Connecticut’s AccessHealthCT is poised to become the nation’s first state-run marketplace that will be financially self-sustaining in 2016 when federal grants end for these online marketplaces as stipulated under the Affordable Care Act.

The reason is twofold, explains AccessHealthCT CEO Jim Wadleigh: Connecticut was the first state to pass a fiscal 2016 budget and “no other state has an assessment or plan that makes them self-reliant.”

Also see: Senators question CMS over state-based marketplace reimbursements

Moreover, Wadleigh says it’s the only state with reserves, which are running about 50% of the exchange’s operating budget. Within two years, the goal is for those reserves to reach 75% to 100% of the operating budget.
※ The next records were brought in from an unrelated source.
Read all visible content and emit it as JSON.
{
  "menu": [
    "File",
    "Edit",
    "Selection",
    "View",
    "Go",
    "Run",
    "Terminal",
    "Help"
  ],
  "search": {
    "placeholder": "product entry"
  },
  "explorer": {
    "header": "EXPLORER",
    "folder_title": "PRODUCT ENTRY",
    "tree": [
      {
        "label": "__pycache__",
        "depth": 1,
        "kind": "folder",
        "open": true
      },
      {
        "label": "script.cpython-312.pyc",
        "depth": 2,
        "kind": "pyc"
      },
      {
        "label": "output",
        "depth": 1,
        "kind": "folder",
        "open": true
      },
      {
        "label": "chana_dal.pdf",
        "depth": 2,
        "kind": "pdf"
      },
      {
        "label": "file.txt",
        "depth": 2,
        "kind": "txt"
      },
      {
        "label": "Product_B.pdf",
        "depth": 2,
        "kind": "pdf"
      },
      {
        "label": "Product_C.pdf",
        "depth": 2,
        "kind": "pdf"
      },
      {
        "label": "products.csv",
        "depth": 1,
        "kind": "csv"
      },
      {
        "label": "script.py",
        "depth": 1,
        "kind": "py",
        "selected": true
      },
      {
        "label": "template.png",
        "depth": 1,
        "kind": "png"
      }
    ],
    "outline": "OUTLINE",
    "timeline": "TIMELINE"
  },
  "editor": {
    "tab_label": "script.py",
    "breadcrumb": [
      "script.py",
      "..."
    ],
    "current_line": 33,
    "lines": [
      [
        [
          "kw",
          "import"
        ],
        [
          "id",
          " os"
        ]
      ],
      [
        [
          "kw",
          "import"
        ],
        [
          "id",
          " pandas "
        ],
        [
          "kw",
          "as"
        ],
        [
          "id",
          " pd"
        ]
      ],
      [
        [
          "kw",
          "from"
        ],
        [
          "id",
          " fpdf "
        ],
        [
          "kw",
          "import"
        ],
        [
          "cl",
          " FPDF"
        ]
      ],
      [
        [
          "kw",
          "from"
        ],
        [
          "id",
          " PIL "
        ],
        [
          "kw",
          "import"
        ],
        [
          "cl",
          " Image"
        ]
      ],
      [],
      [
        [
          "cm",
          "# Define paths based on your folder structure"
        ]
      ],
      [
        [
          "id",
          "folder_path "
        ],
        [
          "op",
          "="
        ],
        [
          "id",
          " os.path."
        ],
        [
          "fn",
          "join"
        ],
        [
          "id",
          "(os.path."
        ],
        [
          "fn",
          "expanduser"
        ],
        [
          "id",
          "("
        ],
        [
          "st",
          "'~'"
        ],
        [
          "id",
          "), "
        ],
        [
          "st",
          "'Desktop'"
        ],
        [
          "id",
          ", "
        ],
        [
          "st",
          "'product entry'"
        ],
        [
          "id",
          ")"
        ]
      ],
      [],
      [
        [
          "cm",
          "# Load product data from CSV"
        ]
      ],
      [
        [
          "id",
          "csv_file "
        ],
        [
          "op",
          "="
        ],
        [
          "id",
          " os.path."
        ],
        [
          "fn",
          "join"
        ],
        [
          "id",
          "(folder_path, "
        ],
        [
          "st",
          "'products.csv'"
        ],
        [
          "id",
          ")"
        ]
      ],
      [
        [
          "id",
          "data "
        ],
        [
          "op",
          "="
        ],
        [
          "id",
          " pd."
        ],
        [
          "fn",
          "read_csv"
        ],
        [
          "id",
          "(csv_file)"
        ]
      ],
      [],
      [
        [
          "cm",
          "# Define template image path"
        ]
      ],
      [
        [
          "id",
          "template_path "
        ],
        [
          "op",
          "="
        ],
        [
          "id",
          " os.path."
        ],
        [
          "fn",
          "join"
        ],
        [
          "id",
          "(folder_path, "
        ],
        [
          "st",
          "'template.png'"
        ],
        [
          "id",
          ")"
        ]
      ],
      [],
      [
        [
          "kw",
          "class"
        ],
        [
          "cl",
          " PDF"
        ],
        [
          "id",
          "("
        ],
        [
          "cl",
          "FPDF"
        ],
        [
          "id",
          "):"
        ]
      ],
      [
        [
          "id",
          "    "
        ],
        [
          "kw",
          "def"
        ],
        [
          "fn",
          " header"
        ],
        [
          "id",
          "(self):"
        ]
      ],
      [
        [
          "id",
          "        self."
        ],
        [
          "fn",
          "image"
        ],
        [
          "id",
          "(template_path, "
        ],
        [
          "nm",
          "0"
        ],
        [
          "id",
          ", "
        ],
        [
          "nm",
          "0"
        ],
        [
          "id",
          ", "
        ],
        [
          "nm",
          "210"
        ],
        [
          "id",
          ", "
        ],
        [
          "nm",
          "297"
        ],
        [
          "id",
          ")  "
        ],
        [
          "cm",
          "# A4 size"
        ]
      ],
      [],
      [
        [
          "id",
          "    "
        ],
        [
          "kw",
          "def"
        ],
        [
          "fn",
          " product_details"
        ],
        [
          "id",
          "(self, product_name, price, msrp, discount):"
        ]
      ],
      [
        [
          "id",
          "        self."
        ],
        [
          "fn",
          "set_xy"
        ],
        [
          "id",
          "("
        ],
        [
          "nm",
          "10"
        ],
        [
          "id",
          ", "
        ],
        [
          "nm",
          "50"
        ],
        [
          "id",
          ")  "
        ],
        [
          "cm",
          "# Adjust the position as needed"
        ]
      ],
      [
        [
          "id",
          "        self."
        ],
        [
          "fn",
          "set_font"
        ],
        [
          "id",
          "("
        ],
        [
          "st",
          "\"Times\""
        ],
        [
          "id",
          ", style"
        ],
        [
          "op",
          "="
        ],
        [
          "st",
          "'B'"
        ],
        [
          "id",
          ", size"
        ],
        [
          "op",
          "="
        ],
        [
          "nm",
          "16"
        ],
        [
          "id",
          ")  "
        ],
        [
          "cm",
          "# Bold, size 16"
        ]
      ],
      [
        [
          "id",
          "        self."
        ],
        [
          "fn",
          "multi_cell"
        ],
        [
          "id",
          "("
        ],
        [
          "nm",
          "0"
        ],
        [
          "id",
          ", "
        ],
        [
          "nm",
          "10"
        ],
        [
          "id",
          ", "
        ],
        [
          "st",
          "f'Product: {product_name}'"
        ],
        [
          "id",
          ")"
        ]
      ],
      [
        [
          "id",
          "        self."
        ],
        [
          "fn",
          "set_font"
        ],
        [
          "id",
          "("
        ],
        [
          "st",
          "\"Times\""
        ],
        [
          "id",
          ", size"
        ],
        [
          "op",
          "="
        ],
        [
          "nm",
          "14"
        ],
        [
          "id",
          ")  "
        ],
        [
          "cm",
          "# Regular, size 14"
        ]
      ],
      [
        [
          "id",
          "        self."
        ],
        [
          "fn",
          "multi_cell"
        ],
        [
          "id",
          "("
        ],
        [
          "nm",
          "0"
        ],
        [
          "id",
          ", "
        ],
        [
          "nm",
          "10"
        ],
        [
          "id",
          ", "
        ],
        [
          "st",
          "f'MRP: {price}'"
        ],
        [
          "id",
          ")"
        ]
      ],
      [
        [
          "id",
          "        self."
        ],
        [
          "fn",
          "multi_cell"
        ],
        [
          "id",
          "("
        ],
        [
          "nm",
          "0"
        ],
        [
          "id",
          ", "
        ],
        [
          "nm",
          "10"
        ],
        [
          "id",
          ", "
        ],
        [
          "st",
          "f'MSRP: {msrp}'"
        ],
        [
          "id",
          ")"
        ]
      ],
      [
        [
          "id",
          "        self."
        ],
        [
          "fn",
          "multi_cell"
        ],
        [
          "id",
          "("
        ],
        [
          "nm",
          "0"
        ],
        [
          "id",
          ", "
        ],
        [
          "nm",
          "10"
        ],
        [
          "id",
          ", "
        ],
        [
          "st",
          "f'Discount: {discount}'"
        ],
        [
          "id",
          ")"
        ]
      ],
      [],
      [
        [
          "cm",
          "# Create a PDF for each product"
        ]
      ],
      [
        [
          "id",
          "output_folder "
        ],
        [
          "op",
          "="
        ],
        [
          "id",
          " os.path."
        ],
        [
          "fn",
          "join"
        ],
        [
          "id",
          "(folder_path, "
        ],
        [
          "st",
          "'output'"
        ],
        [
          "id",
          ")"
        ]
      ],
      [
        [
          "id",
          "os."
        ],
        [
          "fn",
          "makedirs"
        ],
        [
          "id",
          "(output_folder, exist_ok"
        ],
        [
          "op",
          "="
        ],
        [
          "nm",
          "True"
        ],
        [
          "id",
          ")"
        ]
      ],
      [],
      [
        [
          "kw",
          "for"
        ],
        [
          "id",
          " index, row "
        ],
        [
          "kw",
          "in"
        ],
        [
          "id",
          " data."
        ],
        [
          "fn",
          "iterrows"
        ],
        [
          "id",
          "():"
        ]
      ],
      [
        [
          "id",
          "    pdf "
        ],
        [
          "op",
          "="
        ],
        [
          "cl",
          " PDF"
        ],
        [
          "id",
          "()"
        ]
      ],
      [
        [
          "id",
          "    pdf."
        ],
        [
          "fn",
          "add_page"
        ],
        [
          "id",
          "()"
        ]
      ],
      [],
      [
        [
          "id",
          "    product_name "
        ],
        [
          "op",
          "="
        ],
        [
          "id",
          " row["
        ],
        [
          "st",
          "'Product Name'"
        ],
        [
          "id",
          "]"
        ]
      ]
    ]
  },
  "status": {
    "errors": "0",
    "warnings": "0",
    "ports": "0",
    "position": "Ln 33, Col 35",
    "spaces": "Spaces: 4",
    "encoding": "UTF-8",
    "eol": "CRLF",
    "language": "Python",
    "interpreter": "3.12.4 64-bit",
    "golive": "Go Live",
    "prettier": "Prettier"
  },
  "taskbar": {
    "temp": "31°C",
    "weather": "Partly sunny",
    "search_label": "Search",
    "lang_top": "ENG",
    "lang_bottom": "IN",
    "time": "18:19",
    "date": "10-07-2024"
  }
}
AccessHealthCT’s assessment levied on insurance plan premiums to cover daily operations, which generated about $26 million a year, was 1.35%, or basis points, for the first two years on all individual plans sold on and off the exchange, as well as small-business plans that met the 50 and under limit.

It was raised to 1.65%, representing about a 15% increase, “for the sole purpose of increasing our reserves for the organization over the next two years,” Wadleigh reports. The modest increase is expected to add only about six cents a day for each enrollee.

He says AccessHealthCT’s budget includes between $18 million and $20 million a year for daily operational expenses and another $7 million to $8 million to invest in infrastructure, technology, marketing or other areas.

Also see: Consumers in state-based marketplaces said, ‘I better shop around’

The nation’s 15 state-run public exchanges, including the District of Columbia, have different sustainability plans, according to Trish Riley, executive director of the nonpartisan National Academy for State Health Policy.

“California is in great shape,” she observes. “Colorado is tapping into some of the funding from its former high-risk pool. New York has state appropriations. Massachusetts is partially using state appropriations. Rhode Island just had legislation passed to get its appropriation in place.”

Others are “redesigning and restructuring,” she adds, noting how New Mexico is negotiating with the federal government about leasing its IT platform.

What makes Connecticut particularly unique or noteworthy is an effort under way to offer consulting services to other states, Riley notes. “They’re really thinking long-term,” she says.

Maryland is using the Access Health Exchange Solutions platform, which AccessHealthCT hopes will raise $3 million next fiscal year, to run its exchange and other states are also in discussions about sharing services or leveraging contracts, according to one report. Wadleigh recently met with the heads of all state-based marketplaces in Washington, D.C., to plan for the upcoming enrollment season.

Although AccessHealthCT is technically a quasi-state agency, the goal is to run it like a business, says Wadleigh, the exchange’s former CIO who last summer succeeded Kevin Counihan when he became the first CEO of “We all came from the private sector, and we try to bring the private sector view into it,” he explains.

He describes his predecessor, as an industry expert on public exchanges who casts “a very big leadership shadow. As much as I say I want to get out from underneath it, we’ve got a very good friendship, and since I’ve been working with him, he’s been a tremendous mentor, and I really do look up to him and his expertise.”

Wadleigh says he’s “humbled by the position that our governor, lieutenant governor, board and legislature has put me in to be able to be perceived as leading the country when it comes to a lot of these things.”

In related news, the Connecticut Insurance Department recently held public hearings to weigh proposed rate increases for 2016 by Anthem Blue Cross and Blue Shield, which is seeking an average increase of 4.9%, ConnectiCare, which is seeking a 9.8% increase, and Golden Rule Insurance Company, which is seeking an 18.5% increase.